I am going to recap Week #5 as succinctly as possible, because in many ways it was the worst week so far, emotionally speaking. Sunday through Wednesday, I cried at least once, hard and for longer than five minutes not necessary for any definable reason (I call this “ugly crying” because it sounds like a cow in distress.)
Tuesday I had a group presentation in the class that I despise. I will start by saying that the presentation ultimately went well and we got all our points. Now I will tell you that I was up late the night before trying to edit the group powerpoint (because some of the team members hadn’t done a very good job on their slides, and I wanted it to look good during the presentation.) As I was trying to edit the powepoint, my internet cut out. Frantic, I jumped up with my computer and tried to find a spot with signal. In my haste, my power cord got pulled…and broken. That destroyed my evening, my night, and my next morning. I’m pretty sure I cried for a solid 45 minutes.
On Tuesday, I discovered that I hadn’t done as well on my Health Assessment quiz as I assumed. Now, this was an emotional blow, because I realized that I could no longer trust my gut following quizzes/tests.
On Wednesday, clinical went well, but long. It went long because clinical was canceled for the following Monday (today, that’s why I’m sitting here typing) and we needed to make up those lost hours. I think our Wednesday clinical this week will run long, as well.
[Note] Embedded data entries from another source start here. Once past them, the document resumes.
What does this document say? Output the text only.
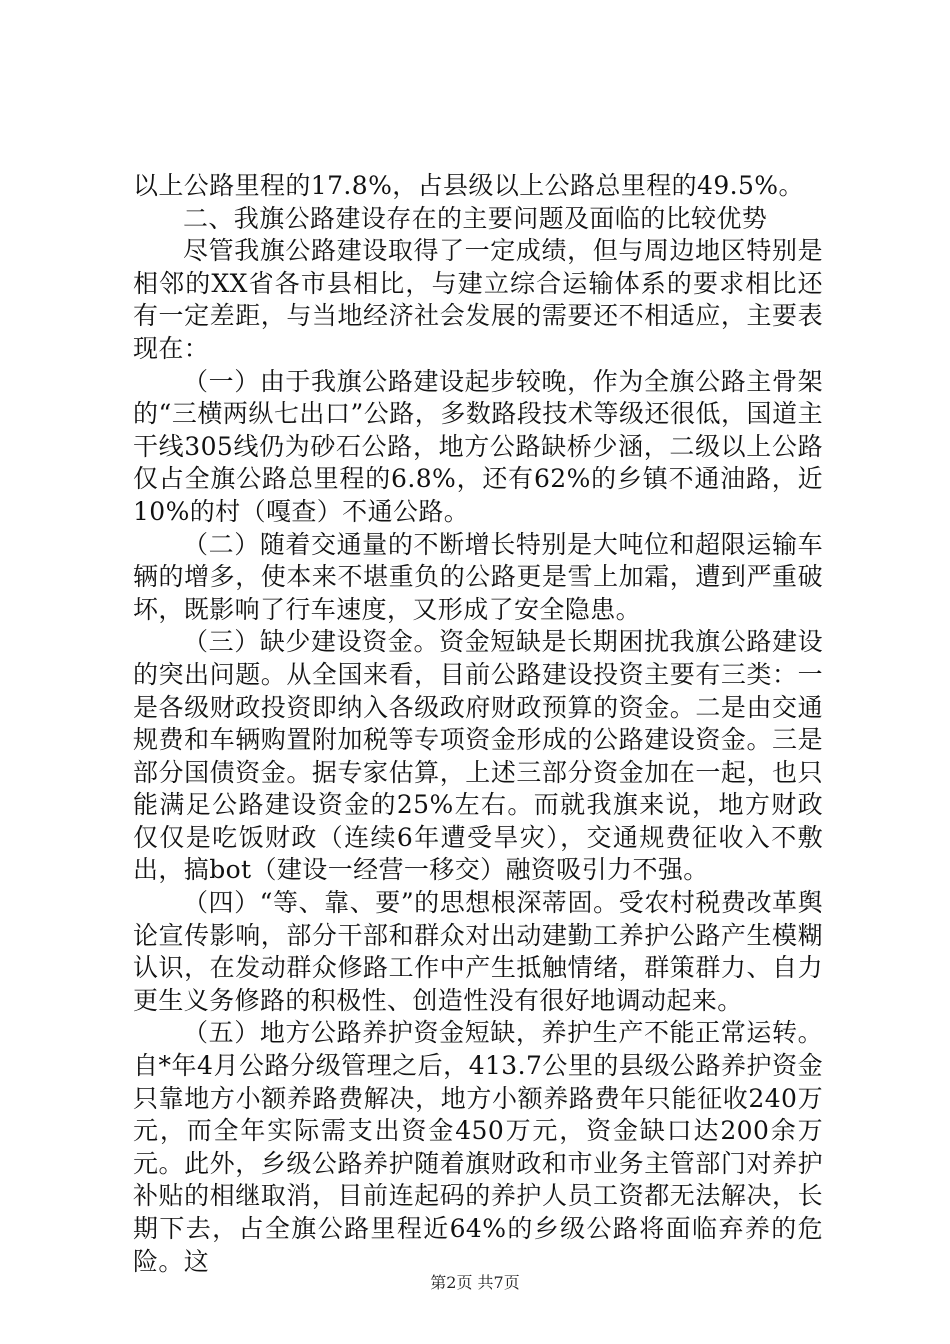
以上公路里程的17.8%，占县级以上公路总里程的49.5%。

二、我旗公路建设存在的主要问题及面临的比较优势

尽管我旗公路建设取得了一定成绩，但与周边地区特别是相邻的XX省各市县相比，与建立综合运输体系的要求相比还有一定差距，与当地经济社会发展的需要还不相适应，主要表现在：

（一）由于我旗公路建设起步较晚，作为全旗公路主骨架的“三横两纵七出口”公路，多数路段技术等级还很低，国道主干线305线仍为砂石公路，地方公路缺桥少涵，二级以上公路仅占全旗公路总里程的6.8%，还有62%的乡镇不通油路，近10%的村（嘎查）不通公路。

（二）随着交通量的不断增长特别是大吨位和超限运输车辆的增多，使本来不堪重负的公路更是雪上加霜，遭到严重破坏，既影响了行车速度，又形成了安全隐患。

（三）缺少建设资金。资金短缺是长期困扰我旗公路建设的突出问题。从全国来看，目前公路建设投资主要有三类：一是各级财政投资即纳入各级政府财政预算的资金。二是由交通规费和车辆购置附加税等专项资金形成的公路建设资金。三是部分国债资金。据专家估算，上述三部分资金加在一起，也只能满足公路建设资金的25%左右。而就我旗来说，地方财政仅仅是吃饭财政（连续6年遭受旱灾），交通规费征收入不敷出，搞bot（建设一经营一移交）融资吸引力不强。

（四）“等、靠、要”的思想根深蒂固。受农村税费改革舆论宣传影响，部分干部和群众对出动建勤工养护公路产生模糊认识，在发动群众修路工作中产生抵触情绪，群策群力、自力更生义务修路的积极性、创造性没有很好地调动起来。

（五）地方公路养护资金短缺，养护生产不能正常运转。自*年4月公路分级管理之后，413.7公里的县级公路养护资金只靠地方小额养路费解决，地方小额养路费年只能征收240万元，而全年实际需支出资金450万元，资金缺口达200余万元。此外，乡级公路养护随着旗财政和市业务主管部门对养护补贴的相继取消，目前连起码的养护人员工资都无法解决，长期下去，占全旗公路里程近64%的乡级公路将面临弃养的危险。这

第2页 共7页
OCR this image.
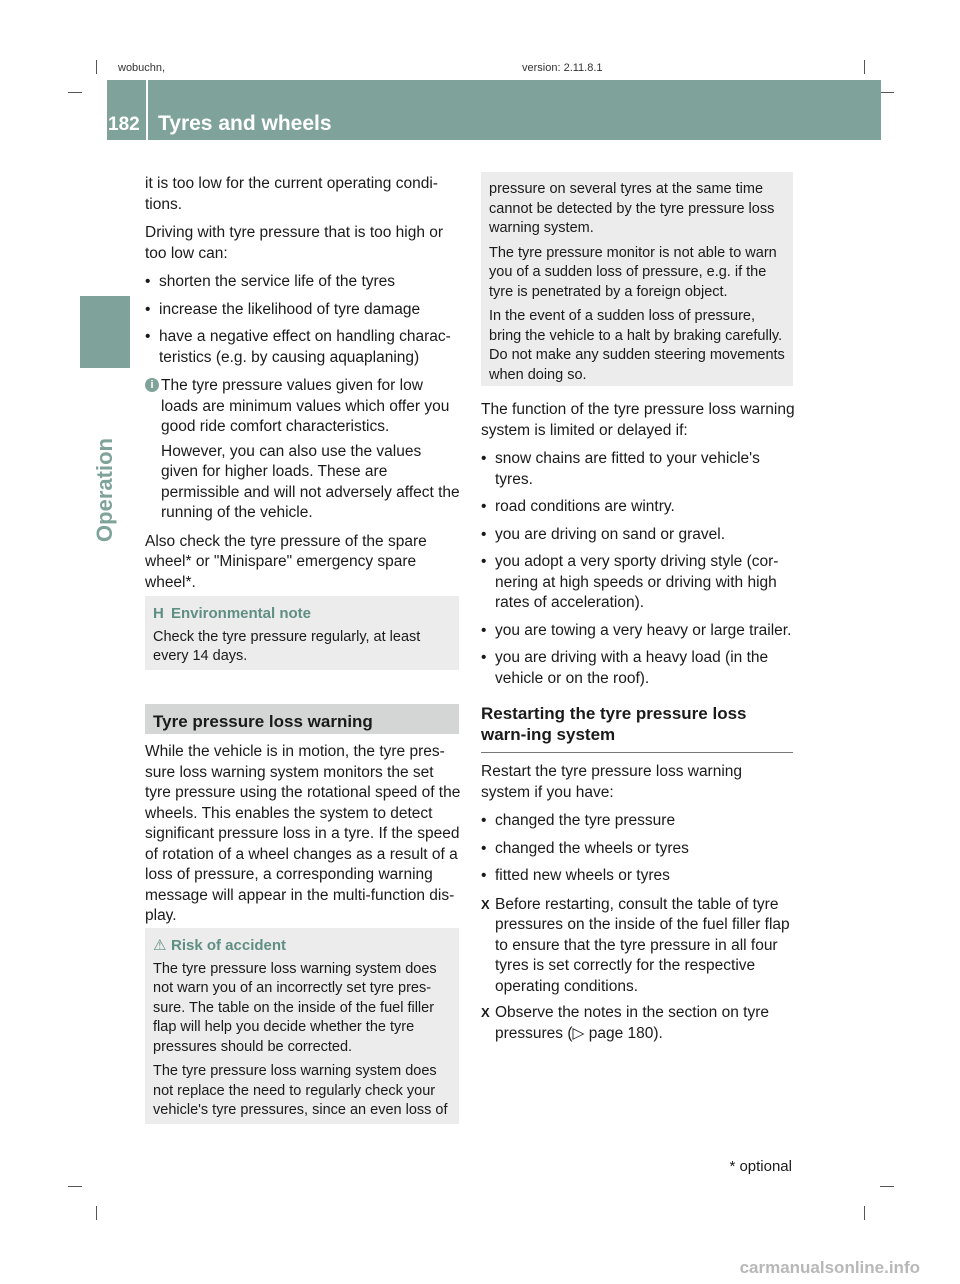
wobuchn,	version: 2.11.8.1
182 Tyres and wheels
Operation

it is too low for the current operating condi-tions.

Driving with tyre pressure that is too high or too low can:

• shorten the service life of the tyres
• increase the likelihood of tyre damage
• have a negative effect on handling charac-teristics (e.g. by causing aquaplaning)
i The tyre pressure values given for low loads are minimum values which offer you good ride comfort characteristics.

However, you can also use the values given for higher loads. These are permissible and will not adversely affect the running of the vehicle.

Also check the tyre pressure of the spare wheel* or "Minispare" emergency spare wheel*.

H Environmental note

Check the tyre pressure regularly, at least every 14 days.

Tyre pressure loss warning

While the vehicle is in motion, the tyre pres-sure loss warning system monitors the set tyre pressure using the rotational speed of the wheels. This enables the system to detect significant pressure loss in a tyre. If the speed of rotation of a wheel changes as a result of a loss of pressure, a corresponding warning message will appear in the multi-function dis-play.

⚠ Risk of accident

The tyre pressure loss warning system does not warn you of an incorrectly set tyre pres-sure. The table on the inside of the fuel filler flap will help you decide whether the tyre pressures should be corrected.

The tyre pressure loss warning system does not replace the need to regularly check your vehicle's tyre pressures, since an even loss of

pressure on several tyres at the same time cannot be detected by the tyre pressure loss warning system.

The tyre pressure monitor is not able to warn you of a sudden loss of pressure, e.g. if the tyre is penetrated by a foreign object.

In the event of a sudden loss of pressure, bring the vehicle to a halt by braking carefully. Do not make any sudden steering movements when doing so.

The function of the tyre pressure loss warning system is limited or delayed if:

• snow chains are fitted to your vehicle's tyres.
• road conditions are wintry.
• you are driving on sand or gravel.
• you adopt a very sporty driving style (cor-nering at high speeds or driving with high rates of acceleration).
• you are towing a very heavy or large trailer.
• you are driving with a heavy load (in the vehicle or on the roof).
Restarting the tyre pressure loss warn-ing system

Restart the tyre pressure loss warning system if you have:

• changed the tyre pressure
• changed the wheels or tyres
• fitted new wheels or tyres
X Before restarting, consult the table of tyre pressures on the inside of the fuel filler flap to ensure that the tyre pressure in all four tyres is set correctly for the respective operating conditions.
X Observe the notes in the section on tyre pressures (▷ page 180).
* optional
carmanualsonline.info
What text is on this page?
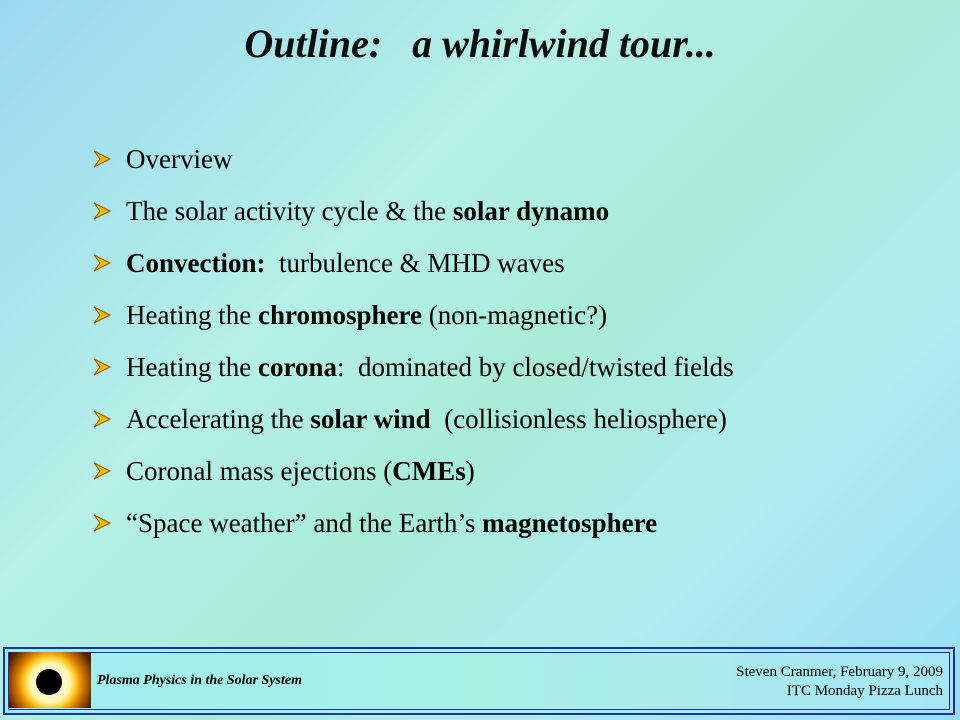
Outline:   a whirlwind tour...
Overview
The solar activity cycle & the solar dynamo
Convection:  turbulence & MHD waves
Heating the chromosphere (non-magnetic?)
Heating the corona:  dominated by closed/twisted fields
Accelerating the solar wind  (collisionless heliosphere)
Coronal mass ejections (CMEs)
“Space weather” and the Earth’s magnetosphere
Plasma Physics in the Solar System
Steven Cranmer, February 9, 2009
ITC Monday Pizza Lunch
On Saturday, my clinical group had our simulation lab. Now, this lab started at 7:00am in a location about 50 minutes to an hour away, so I stayed the night with one of my classmates and we carpooled with two other girls. The night before I stayed up until 1:30am. This is something I have not done since I was an undergrad (at least, not for education purposes.) I was making drug cards and studying the case scenario and my mind was too wired to go to sleep. We left at 5:30am and I was up by 5:00am, so very little sleep was had.
The simulation went surprisingly well, much better than I anticipated. We were split into three groups of three, and I was part of the first group to go (which amped up my terror, but at least allowed me to get the experience out of the way.) After both rounds of simulation and official debriefing, a bunch of us grabbed a bite to eat at Panera and spent some time unofficially debriefing (which I felt was really good and helpful.) I made back to my cottage around 3:00, dead tired, and when Z showed up an hour later, I was asleep.
Sunday was a lovely day. Z and I went to church together and then in the afternoon we went to a wedding. The groom was one of Z’s roommates from his sophomore year. He and his bride have been together even longer than Z and I have (7 years!) and we were just so happy for them to finally be getting married. It was poignant because this is the last wedding that Z and I will attend as an unmarried couple and we are so looking forward to our own.
Today has been a blessing as I’ve had a chance to catch up on some of the sleep I lost this weekend. I’ve got one project and one paper to finish for tomorrow, plus some busywork that’s due to my clinical instructor on Wednesday.
It’s hard to believe I’m already in Week #6 of this semester. Time really dragged through September and I am so ready to be done with my Foundations class (almost there!)
On the wedding front: this week I get to start sending out the invitations! I’m excited to have those sent out soon, because it means that my tangible responsibilities for the wedding are drawing to a close. The save-the-dates and invitations were my pet projects. Now I just need to decide which pair of ballroom shoes I want and I’m done.